I will be using the pgeom function to determine the probability of the 10th Transistor produced is defective

pgeom(10-1,0.02)
## [1] 0.1829272

Answer (b)

The probability that the manchine produces no defective transistors in a batch of 100 we can use the pgeom function to calculate

1-pgeom(100,0.02)
## [1] 0.1299672

Answer (c) 

mean<-1/0.02

std<- sqrt((1-0.02)/((0.02)*(0.02)))


mean
## [1] 50
std
## [1] 49.49747

Answer (d)

mean<-1/0.05

std<- sqrt((1-0.05)/((0.05)*(0.05)))


mean
## [1] 20
std
## [1] 19.49359

Answer (e)

Based on the answer to c and d if we increase the probability the value of the mean and the standard deviation will decrease. So, in the case when the probability was lower the mean was 50 but when probability increased the mean decreased. Similarly for the standard deviation first when probability was lower it was 49.497 but when probability increased the value for Standard deviation became 19.493.

Male children. While it is often assumed that the probabilities of having a boy or a girl are the same, the actual probability of having a boy is slightly higher at 0.51. Suppose a couple plans to have 3 kids.

  1. Use the binomial model to calculate the probability that two of them will be boys.
  2. Write out all possible orderings of 3 children, 2 of whom are boys. Use these scenarios to calculate the same probability from part (a) but using the addition rule for disjoint outcomes. Confirm that your answers from parts (a) and (b) match.
  3. If we wanted to calculate the probability that a couple who plans to have 8 kids will have 3 boys, briefly describe why the approach from part (b) would be more tedious than the approach from part (a).
  1. Use the binomial model to calculate the probability that two of them will be boys.
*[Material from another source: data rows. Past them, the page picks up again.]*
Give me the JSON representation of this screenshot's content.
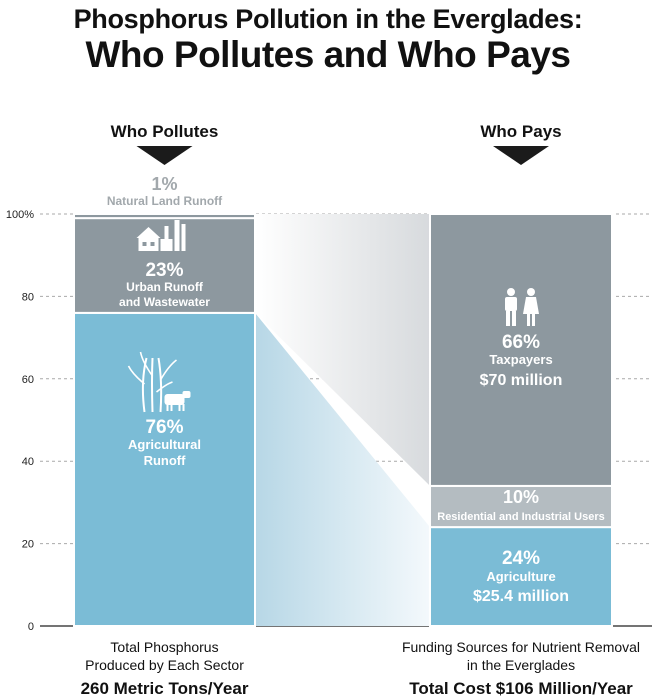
{
  "title": "Phosphorus Pollution in the Everglades:",
  "subtitle": "Who Pollutes and Who Pays",
  "colors": {
    "agriculture": "#7bbcd6",
    "urban": "#8d989f",
    "natural": "#8d989f",
    "taxpayers": "#8d989f",
    "residential": "#b4bcc1",
    "white_text": "#ffffff",
    "natural_text": "#a2a8ac"
  },
  "chart_data": {
    "type": "bar",
    "stacked": true,
    "ylim": [
      0,
      100
    ],
    "yticks": [
      "0",
      "20",
      "40",
      "60",
      "80",
      "100%"
    ],
    "ytick_values": [
      0,
      20,
      40,
      60,
      80,
      100
    ],
    "grid": true,
    "categories": [
      "Who Pollutes",
      "Who Pays"
    ],
    "bars": [
      {
        "header": "Who Pollutes",
        "caption_lines": [
          "Total Phosphorus",
          "Produced by Each Sector"
        ],
        "total": "260 Metric Tons/Year",
        "segments": [
          {
            "percent": "76%",
            "value": 76,
            "label_lines": [
              "Agricultural",
              "Runoff"
            ],
            "color_key": "agriculture",
            "icon": "sugarcane-cow-icon"
          },
          {
            "percent": "23%",
            "value": 23,
            "label_lines": [
              "Urban Runoff",
              "and Wastewater"
            ],
            "color_key": "urban",
            "icon": "house-factory-icon"
          },
          {
            "percent": "1%",
            "value": 1,
            "label_lines": [
              "Natural Land Runoff"
            ],
            "color_key": "natural",
            "icon": ""
          }
        ]
      },
      {
        "header": "Who Pays",
        "caption_lines": [
          "Funding Sources for Nutrient Removal",
          "in the Everglades"
        ],
        "total": "Total Cost $106 Million/Year",
        "segments": [
          {
            "percent": "24%",
            "value": 24,
            "label_lines": [
              "Agriculture",
              "$25.4 million"
            ],
            "color_key": "agriculture",
            "icon": ""
          },
          {
            "percent": "10%",
            "value": 10,
            "label_lines": [
              "Residential and Industrial Users"
            ],
            "color_key": "residential",
            "icon": ""
          },
          {
            "percent": "66%",
            "value": 66,
            "label_lines": [
              "Taxpayers",
              "$70 million"
            ],
            "color_key": "taxpayers",
            "icon": "people-icon"
          }
        ]
      }
    ]
  }
}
Answer: P(having a boy)=0.51 , n=3 and k=2 we will use dbinom function and plug in the values

dbinom(2,3,0.51)
## [1] 0.382347
  1. Write out all possible orderings of 3 children, 2 of whom are boys. Use these scenarios to calculate the same probability from part (a) but using the addition rule for disjoint.Confirm that your answers from parts (a) and (b) match.

Answer:

BBG BGB GBB

probability = (0.51^2)*0.49*3
probability
## [1] 0.382347

The values in the answer (a) and (b) are the same.

  1. If we wanted to calculate the probability that a couple who plans to have 8 kids will have 3 boys, briefly describe why the approach from part (b) would be more tedious than the approach from part (a).

Answer

I think that the apporach from Part b where you have to use the addition rule for disjoint it will be more tedious because of the number of scenerios and it will just be hard to draw all the combinations.

Serving in volleyball. (4.30, p. 162) A not-so-skilled volleyball player has a 15% chance of making the serve, which involves hitting the ball so it passes over the net on a trajectory such that it will land in the opposing team’s court. Suppose that her serves are independent of each other.

  1. What is the probability that on the 10th try she will make her 3rd successful serve?
  2. Suppose she has made two successful serves in nine attempts. What is the probability that her 10th serve will be successful?
  3. Even though parts (a) and (b) discuss the same scenario, the probabilities you calculated should be different. Can you explain the reason for this discrepancy?

Answer (a)

Lets use the choose function to calculate this.

paste ("P(making 3rd successful serve on 10th try)=",choose(9,2)*0.15^3*0.85^7)
## [1] "P(making 3rd successful serve on 10th try)= 0.0389501162261719"

Answer (b)

The answer is 0.15 since each serve is independant so the probability of the 10th attempt will be same as the previous 9.

Answer (c):

calculated should be different. Can you explain the reason for this discrepancy?

It seems as though parts a and b are quite similar in terms of having success in the 10th serve. However, if we read the question carefully we can understand that they are quite different in part a the question is referring to the number of successes however in part b the question is asking about what is the probability that she makes a successful serve on 10th try. Since, all events are indepenedant a succesfull server on 10th try would be same as any other try.